Sie kritisierte vor allem den Begriff der "Deutschenfeindlichkeit". Das sei ein Kampfbegriff rechtsextremer und rechtspopulistischer Gruppen, dem eine ausgrenzende Logik zugrunde liege.

Migrantische Täter übernehmen diese Vorlagen dankbar und bezeichnen ihre Opfer als teilweise als "Nazis". Vertreter der Gewerkschaft Erziehung und Wissenschaft (GEW) mutmaßten in diesem Zusammenhang, daß die "sogenannte Deutschenfeindlichkeit" eine “Rückgabe erlebter eigener Diskriminierung" auf Seiten der Täter darstelle. Lehrer, die von Deutschenfeindlichkeit berichteten, wurden unter Verdacht gestellt, nicht ausreichend "kultursensibel" zu sein. Andere GEW-Mitglieder warnten davor, daß durch die Ansprache des Themas "antimuslimische Ressentiments geschürt werden". Dadurch sollen Kritiker sozial isoliert und andere von öffentlicher Kritik abgehalten werden, was bislang meist auch gelingt.

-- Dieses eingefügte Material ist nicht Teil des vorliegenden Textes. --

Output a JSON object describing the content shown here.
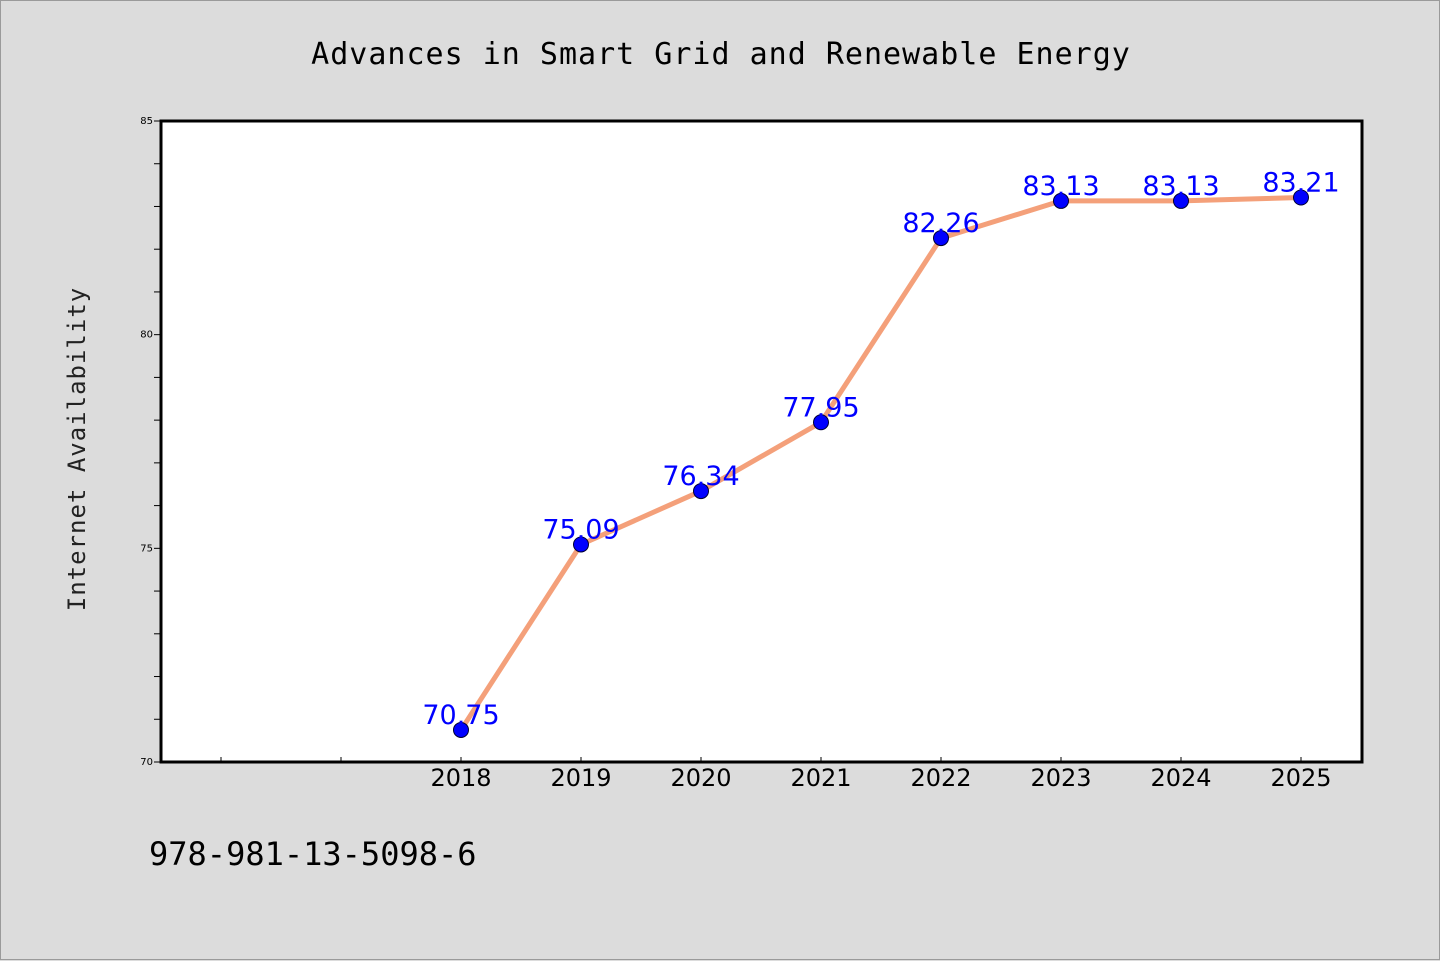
{
  "chart_data": {
    "type": "line",
    "title": "Advances in Smart Grid and Renewable Energy",
    "xlabel": "",
    "ylabel": "Internet Availability",
    "categories": [
      "2018",
      "2019",
      "2020",
      "2021",
      "2022",
      "2023",
      "2024",
      "2025"
    ],
    "series": [
      {
        "values": [
          70.75,
          75.09,
          76.34,
          77.95,
          82.26,
          83.13,
          83.13,
          83.21
        ],
        "data_labels": [
          "70.75",
          "75.09",
          "76.34",
          "77.95",
          "82.26",
          "83.13",
          "83.13",
          "83.21"
        ]
      }
    ],
    "ylim": [
      70,
      85
    ],
    "yticks": [
      "70",
      "75",
      "80",
      "85"
    ],
    "grid": false,
    "line_color": "#f4a07a",
    "marker_color": "#0000ff",
    "data_label_color": "#0000ff",
    "background_color": "#dcdcdc",
    "plot_background_color": "#ffffff"
  },
  "footer": {
    "isbn": "978-981-13-5098-6"
  }
}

Deutsche Politiker versuchen zudem, Personen aus den entsprechenden Migrantengruppen als Wähler zu gewinnen, indem sie diese nicht durch Ansprache der von ihnen erzeugten Probleme abschrecken und sich demonstrativ mit den Rollenvorbildern migrantischer Krimineller zeigen. So trat der frühere Kanzlerkandidat der SPD, Frank-Walter Steinmeier, etwa gemeinsam mit dem Rapper "Muhabbet" auf, und Innenminister Hans-Peter Friedrich (CSU) zeigte sich mit "Bushido".

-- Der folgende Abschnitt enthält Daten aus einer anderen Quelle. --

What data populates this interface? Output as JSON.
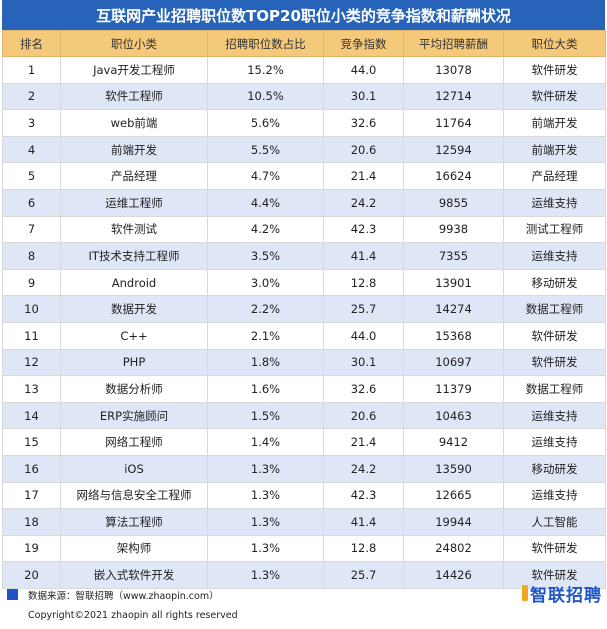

Wie die Entwicklung weitergeht, ist kaum abzusehen. Setzt sie sich ungebrochen fort, wird sie vorläufig darin münden, das Deutsche ihren Bewegungsspielraum immer weiter einschränken, und sich ihr Leben wie in Teilen der USA oder Südafrikas zunehmend auf gesicherte Wohnanlagen im Umfeld der Städte, bewachte Einkaufszentren und Büroparks sowie die Schnellstraßen dazwischen beschränkt. Dies wird aber nur eine Zwischenstation darstellen, da sich mit der Veränderung der Bevölkerungsanteile auch Machtfragen verbinden werden. Deutsche werden dieser Frage durch immer weitere Rückzüge auf Dauer nicht ausweichen können.